Le 1er janvier 1906, la date est historique : il s’agit du premier match international de l’équipe de France de rugby à XV. Les (déjà) formidables All Blacks infligent une terrible correction aux Français 38 à 8, qui réussissent néanmoins l’exploit de « passer » deux essais aux Néo-Zélandais. Quatre ans après, les rugbymen français sont invités à jouer dans le tournoi disputé depuis 1883 entre les quatre équipes britanniques. Le fameux tournoi des Cinq nations est né. Il faudra attendre plus de quarante ans avant de voir une équipe française le remporter…

Profession : rugbyman

La Fédération française de rugby naît en 1920. Mais l’époque est difficile : l’argent, qui fait son apparition dans un sport jusque-là amateur et la violence, qui fleurit dans les stades, forcent les Britanniques à exclure les tricolores du Tournoi à partir de 1931. Le tournoi des Cinq nations se relance à la fin de la Seconde Guerre mondiale. Et il faut attendre 1954 pour voir la première victoire de la France (avec l’Angleterre et le Pays de Galles) dans la compétition.

En 1959, la France arrive seule en tête du Tournoi.
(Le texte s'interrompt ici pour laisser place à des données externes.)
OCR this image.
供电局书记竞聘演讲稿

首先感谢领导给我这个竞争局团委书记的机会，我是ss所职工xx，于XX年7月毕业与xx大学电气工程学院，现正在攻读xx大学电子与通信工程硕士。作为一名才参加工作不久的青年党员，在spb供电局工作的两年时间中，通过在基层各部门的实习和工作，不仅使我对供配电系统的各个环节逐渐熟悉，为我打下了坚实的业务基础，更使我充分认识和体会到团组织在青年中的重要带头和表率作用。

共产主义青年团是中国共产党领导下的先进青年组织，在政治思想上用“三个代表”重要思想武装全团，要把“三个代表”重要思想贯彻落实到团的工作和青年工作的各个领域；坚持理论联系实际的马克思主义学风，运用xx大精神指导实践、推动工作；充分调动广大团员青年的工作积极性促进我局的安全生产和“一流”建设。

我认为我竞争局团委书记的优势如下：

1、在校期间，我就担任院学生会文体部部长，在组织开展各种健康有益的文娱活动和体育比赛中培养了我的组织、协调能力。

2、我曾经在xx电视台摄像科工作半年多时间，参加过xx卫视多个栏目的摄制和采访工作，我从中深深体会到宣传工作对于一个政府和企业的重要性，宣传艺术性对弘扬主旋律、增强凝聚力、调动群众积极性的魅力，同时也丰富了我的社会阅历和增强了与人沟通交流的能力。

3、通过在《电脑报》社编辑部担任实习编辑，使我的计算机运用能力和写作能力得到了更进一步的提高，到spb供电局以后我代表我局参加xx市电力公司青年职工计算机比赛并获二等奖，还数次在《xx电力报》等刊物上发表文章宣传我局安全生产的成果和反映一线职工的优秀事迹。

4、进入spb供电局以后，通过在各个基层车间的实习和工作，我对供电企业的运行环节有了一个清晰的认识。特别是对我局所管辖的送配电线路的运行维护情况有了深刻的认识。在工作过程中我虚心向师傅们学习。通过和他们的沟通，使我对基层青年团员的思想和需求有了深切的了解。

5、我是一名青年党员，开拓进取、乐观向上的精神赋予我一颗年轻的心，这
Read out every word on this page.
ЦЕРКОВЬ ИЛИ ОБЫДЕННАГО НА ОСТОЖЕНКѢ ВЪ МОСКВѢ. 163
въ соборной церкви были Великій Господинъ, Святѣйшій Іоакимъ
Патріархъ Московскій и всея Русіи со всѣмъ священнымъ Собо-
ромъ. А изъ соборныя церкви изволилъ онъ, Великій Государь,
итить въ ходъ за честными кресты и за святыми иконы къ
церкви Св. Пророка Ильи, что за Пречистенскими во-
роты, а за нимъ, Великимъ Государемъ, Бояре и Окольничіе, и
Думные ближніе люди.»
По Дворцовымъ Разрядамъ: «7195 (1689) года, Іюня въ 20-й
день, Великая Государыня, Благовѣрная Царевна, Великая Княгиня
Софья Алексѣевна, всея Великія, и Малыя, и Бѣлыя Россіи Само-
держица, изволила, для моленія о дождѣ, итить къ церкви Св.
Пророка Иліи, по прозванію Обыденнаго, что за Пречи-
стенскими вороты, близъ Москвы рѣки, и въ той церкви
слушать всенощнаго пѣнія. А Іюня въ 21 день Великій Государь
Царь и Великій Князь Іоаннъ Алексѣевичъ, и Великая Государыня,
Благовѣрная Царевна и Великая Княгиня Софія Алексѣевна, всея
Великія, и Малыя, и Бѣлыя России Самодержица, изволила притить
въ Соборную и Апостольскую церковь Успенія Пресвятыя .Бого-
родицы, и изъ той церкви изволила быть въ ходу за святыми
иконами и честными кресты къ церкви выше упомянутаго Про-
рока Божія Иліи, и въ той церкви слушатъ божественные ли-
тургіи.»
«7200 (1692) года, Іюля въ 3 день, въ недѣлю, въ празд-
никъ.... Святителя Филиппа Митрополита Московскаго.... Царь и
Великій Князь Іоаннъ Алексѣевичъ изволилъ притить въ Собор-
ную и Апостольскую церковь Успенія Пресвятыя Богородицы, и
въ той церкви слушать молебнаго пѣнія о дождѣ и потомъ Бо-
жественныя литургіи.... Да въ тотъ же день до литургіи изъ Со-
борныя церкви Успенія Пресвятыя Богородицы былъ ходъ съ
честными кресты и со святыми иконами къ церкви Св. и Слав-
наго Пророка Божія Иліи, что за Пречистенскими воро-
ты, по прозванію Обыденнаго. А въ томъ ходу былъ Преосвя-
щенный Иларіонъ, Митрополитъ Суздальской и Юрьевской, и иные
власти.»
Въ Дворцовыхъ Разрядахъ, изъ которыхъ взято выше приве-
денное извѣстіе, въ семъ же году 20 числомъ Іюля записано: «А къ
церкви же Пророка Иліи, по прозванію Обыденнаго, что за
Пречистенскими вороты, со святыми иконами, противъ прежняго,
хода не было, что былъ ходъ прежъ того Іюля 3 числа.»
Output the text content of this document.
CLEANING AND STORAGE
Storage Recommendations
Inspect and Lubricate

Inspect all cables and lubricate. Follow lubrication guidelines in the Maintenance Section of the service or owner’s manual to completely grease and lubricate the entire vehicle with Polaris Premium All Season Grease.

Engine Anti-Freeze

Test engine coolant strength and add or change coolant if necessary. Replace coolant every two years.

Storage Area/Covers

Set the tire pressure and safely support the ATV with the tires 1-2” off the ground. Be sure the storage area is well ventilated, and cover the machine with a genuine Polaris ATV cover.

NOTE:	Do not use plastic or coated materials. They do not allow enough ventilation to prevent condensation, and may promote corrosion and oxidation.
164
Les joueurs français de l’époque s’appellent Lucien Mias ou Jean Prat. Le premier grand chelem, quant à lui est remporté par les tricolores en 1968. Ils en remporteront huit jusqu’en 2004. mais la grande affaire, désormais, c’est la Coupe du monde. Idée lancée dans les années 70-80 par Albert Ferrasse, le président de la FFR, la Coupe du monde de rugby voit s’opposer depuis 1987 les meilleures équipes nationales de l’hémisphère nord et de l’hémisphère sud.

En 2007, le Mondial du ballon ovale se déroule dans tout l’Hexagone (avec quelques matchs en Grande-Bretagne) du 7 septembre au 20 octobre. La France gagnera-t-elle « sa » Coupe du monde ? En tous cas, la fin de l’amateurisme, en 1995, ici comme ailleurs, a « tué » une certaine image du rugby, où l’esprit de clocher venait se juxtaposer à de torrides troisièmes mi-temps synonymes de beuveries et d’excès. Désormais, des clubs comme le Stade français, utilisant des stratégies marketing d’autres sports, montent à l’assaut du grand public… Verra-t-on le rugby hexagonal enfin dépasser sa traditionnelle zone d’influence au sud de la ligne La-Rochelle-Clermont-Ferrand-Bourg-en-Bresse ?

Plus en savoir plus :
Voyous et gentlemen, une histoire du rugby, par Jean Lacouture (Découvertes Gallimard),
Le rugby, par Daniel Bouthier (PUF, coll. Que sais-je ?).

Clin d'oeil:
L'album Astérix chez les Bretons, huitième album de la série Astérix le Gaulois paraît initialement en 1966 chez Dargaud. Le scénariste René Goscinny et son complice le dessinateur Albert Uderzo y livrent une vision hilarante de la société britannique... dont un célèbre match de rugby au déroulement perturbé par la potion magique de l'intrépide petit Gaulois...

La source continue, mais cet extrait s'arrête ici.